Kickoff patch review
Michael Rudolph
michael.rudolph at gmail.com
Tue Apr 1 18:42:55 CEST 2008
On Tue, Apr 1, 2008 at 10:14 AM, Marco Martin <notmart at gmail.com> wrote:
> On Tuesday 01 April 2008, Rafael Fernández López wrote:
> > So, please, since this patch gets too many new features for kickoff, I
> > would ask for you to tell me what you would vote for it to get in, so I can
> > precisely clean up the patch and just commit the parts that almost
> > everybody agrees.
> >
> > - New background look.
> i also think it looks really smurfs :( but i think it's a problem that should
> eventually be resolved at lower level maybe?
>
> > - Search hides tabbars (please note that instead of hiding, we could add
> > another tabbar with only one tab "Search Results" so this would be more
> > intuitive, despite that we would have less room for the results
> > themselves).
> less intuitive way to exit from search maybe?
>
> > - Search highlights the first match so users only need to
> > click enter.
> like it:)
>
> > - Mouse tracking is strict. No item is hovered if the mouse is
> > not over an item (except on the search, of course, if point 3 is accepted).
> like also that
>
> > - Pressing Up/Down on keyboard when no selection is made selects the last
> > and first items respectively.
> +1
>
> >
> >
> > So, that's it I think. Let me know your thoughts.
> >
> >
> > Bye and thanks,
> > Rafael Fernández López
> >
Hello everyone,
yay, Kickoff-bashing.
So many smart people, yet so few smart ideas.

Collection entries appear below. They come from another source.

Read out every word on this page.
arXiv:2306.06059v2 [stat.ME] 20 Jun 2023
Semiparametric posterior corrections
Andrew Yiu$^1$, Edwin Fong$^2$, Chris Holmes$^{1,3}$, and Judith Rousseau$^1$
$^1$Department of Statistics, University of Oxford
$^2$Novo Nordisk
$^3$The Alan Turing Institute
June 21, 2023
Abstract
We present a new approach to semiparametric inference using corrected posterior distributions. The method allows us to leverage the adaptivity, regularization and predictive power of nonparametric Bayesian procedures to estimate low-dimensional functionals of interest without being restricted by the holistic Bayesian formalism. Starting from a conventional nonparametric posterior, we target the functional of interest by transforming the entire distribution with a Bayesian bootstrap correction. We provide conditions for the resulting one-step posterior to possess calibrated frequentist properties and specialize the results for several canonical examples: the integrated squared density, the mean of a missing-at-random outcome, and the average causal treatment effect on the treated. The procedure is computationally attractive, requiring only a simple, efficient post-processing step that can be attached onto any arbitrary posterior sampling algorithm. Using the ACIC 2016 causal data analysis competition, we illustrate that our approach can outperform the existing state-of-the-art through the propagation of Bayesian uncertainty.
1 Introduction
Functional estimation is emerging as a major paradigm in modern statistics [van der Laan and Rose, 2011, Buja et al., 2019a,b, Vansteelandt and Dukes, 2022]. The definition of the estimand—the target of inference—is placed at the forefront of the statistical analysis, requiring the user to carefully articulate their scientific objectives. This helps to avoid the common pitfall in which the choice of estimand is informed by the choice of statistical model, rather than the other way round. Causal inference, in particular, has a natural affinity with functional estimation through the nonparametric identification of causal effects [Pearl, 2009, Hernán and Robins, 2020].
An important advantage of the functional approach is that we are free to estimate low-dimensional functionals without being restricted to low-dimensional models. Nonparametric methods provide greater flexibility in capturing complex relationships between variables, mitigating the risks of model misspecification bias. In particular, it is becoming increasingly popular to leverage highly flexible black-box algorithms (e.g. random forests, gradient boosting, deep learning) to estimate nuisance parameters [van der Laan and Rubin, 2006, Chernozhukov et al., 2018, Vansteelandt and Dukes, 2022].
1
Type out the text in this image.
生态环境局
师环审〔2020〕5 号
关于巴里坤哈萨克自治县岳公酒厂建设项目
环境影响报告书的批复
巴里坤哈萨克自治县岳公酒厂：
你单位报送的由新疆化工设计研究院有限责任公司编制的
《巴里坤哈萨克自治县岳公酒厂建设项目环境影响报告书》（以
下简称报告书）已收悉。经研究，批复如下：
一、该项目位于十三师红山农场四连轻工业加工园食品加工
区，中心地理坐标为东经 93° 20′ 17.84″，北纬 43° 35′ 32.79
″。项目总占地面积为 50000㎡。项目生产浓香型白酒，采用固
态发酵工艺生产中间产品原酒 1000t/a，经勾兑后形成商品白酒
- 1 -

I will neither pretend to be smart, nor to have smart ideas. But I'm a
little crazy and this might help derail others just enough, so they
can start forming the right ideas.
I don't need Kickoff, I didn't need Kmenu, and I don't even need
applications. No one needs application launcher interfaces.

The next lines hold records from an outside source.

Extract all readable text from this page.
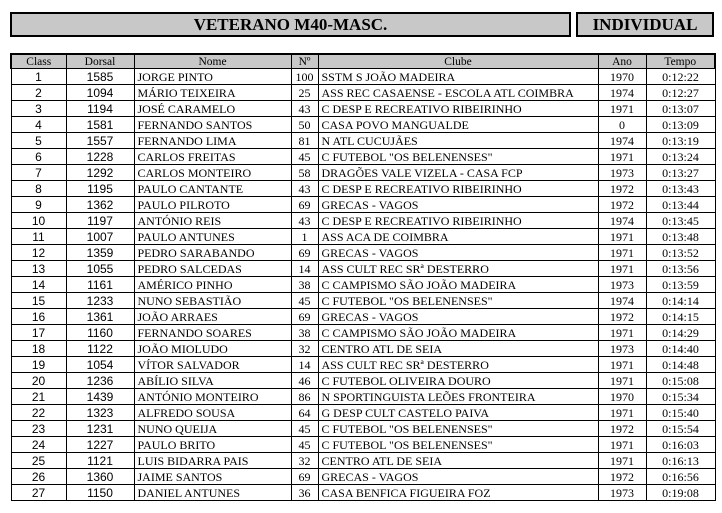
VETERANO M40-MASC.	INDIVIDUAL
Class	Dorsal	Nome	Nº	Clube	Ano	Tempo
1	1585	JORGE PINTO	100	SSTM S JOÃO MADEIRA	1970	0:12:22
2	1094	MÁRIO TEIXEIRA	25	ASS REC CASAENSE - ESCOLA ATL COIMBRA	1974	0:12:27
3	1194	JOSÉ CARAMELO	43	C DESP E RECREATIVO RIBEIRINHO	1971	0:13:07
4	1581	FERNANDO SANTOS	50	CASA POVO MANGUALDE	0	0:13:09
5	1557	FERNANDO LIMA	81	N ATL CUCUJÃES	1974	0:13:19
6	1228	CARLOS FREITAS	45	C FUTEBOL "OS BELENENSES"	1971	0:13:24
7	1292	CARLOS MONTEIRO	58	DRAGÕES VALE VIZELA - CASA FCP	1973	0:13:27
8	1195	PAULO CANTANTE	43	C DESP E RECREATIVO RIBEIRINHO	1972	0:13:43
9	1362	PAULO PILROTO	69	GRECAS - VAGOS	1972	0:13:44
10	1197	ANTÓNIO REIS	43	C DESP E RECREATIVO RIBEIRINHO	1974	0:13:45
11	1007	PAULO ANTUNES	1	ASS ACA DE COIMBRA	1971	0:13:48
12	1359	PEDRO SARABANDO	69	GRECAS - VAGOS	1971	0:13:52
13	1055	PEDRO SALCEDAS	14	ASS CULT REC SRª DESTERRO	1971	0:13:56
14	1161	AMÉRICO PINHO	38	C CAMPISMO SÃO JOÃO MADEIRA	1973	0:13:59
15	1233	NUNO SEBASTIÃO	45	C FUTEBOL "OS BELENENSES"	1974	0:14:14
16	1361	JOÃO ARRAES	69	GRECAS - VAGOS	1972	0:14:15
17	1160	FERNANDO SOARES	38	C CAMPISMO SÃO JOÃO MADEIRA	1971	0:14:29
18	1122	JOÃO MIOLUDO	32	CENTRO ATL DE SEIA	1973	0:14:40
19	1054	VÍTOR SALVADOR	14	ASS CULT REC SRª DESTERRO	1971	0:14:48
20	1236	ABÍLIO SILVA	46	C FUTEBOL OLIVEIRA DOURO	1971	0:15:08
21	1439	ANTÓNIO MONTEIRO	86	N SPORTINGUISTA LEÕES FRONTEIRA	1970	0:15:34
22	1323	ALFREDO SOUSA	64	G DESP CULT CASTELO PAIVA	1971	0:15:40
23	1231	NUNO QUEIJA	45	C FUTEBOL "OS BELENENSES"	1972	0:15:54
24	1227	PAULO BRITO	45	C FUTEBOL "OS BELENENSES"	1971	0:16:03
25	1121	LUIS BIDARRA PAIS	32	CENTRO ATL DE SEIA	1971	0:16:13
26	1360	JAIME SANTOS	69	GRECAS - VAGOS	1972	0:16:56
27	1150	DANIEL ANTUNES	36	CASA BENFICA FIGUEIRA FOZ	1973	0:19:08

I'm not sure if this is part of the current discourse in this field,
(if not, it perhaps should be) but the important question, to me,
seems to be: what are the atoms of interaction in a computer user
interface? I hold that applications and files are not, or better:
should not be, the atoms. They are, to stay with the metaphor, the
quarks software developers use to build the atoms. Signs of the
inappropriateness of applications are the use of virtual desktops,
that can be used to group applications together for certain
activities. Activities might be a nice candidate for an user interface
atom. Also IDEs are an indicator; loads of functionality, whole
applications even, are bundled together to form a piece the user can
actually use. He gets project management, a terminal, file management,
compilers, deguggers, documentation and previews (you all know this
better than I do). Everything to complete a given task. Perhaps tasks
are another candidate.
So why is my desktop not just a mind map of all the digital things in
my life? There's a cluster for work and one for university and below
that, there are clusters for all my seminars. So if I wanted to write
a paper for university, I'd just create a subitem at the appropriate
place. Or if I had another big-mouthed proposal for plasma, I'd create
an item in the KDE cluster. What happens when I zoom in on a specific
item is left to your imagination, but believe me, some very smart
things are possible. No, wait! Crazy things! :-)
So to recapitulate, we shouldn't present applications to users in such
a way; and whether we use ugly listviews to do so, or even more ugly
ones is actually not that important.
I'm sorry if this is not very helpful for the task at hand, but as I
said initially, perhaps my comments can at least spur some creativity.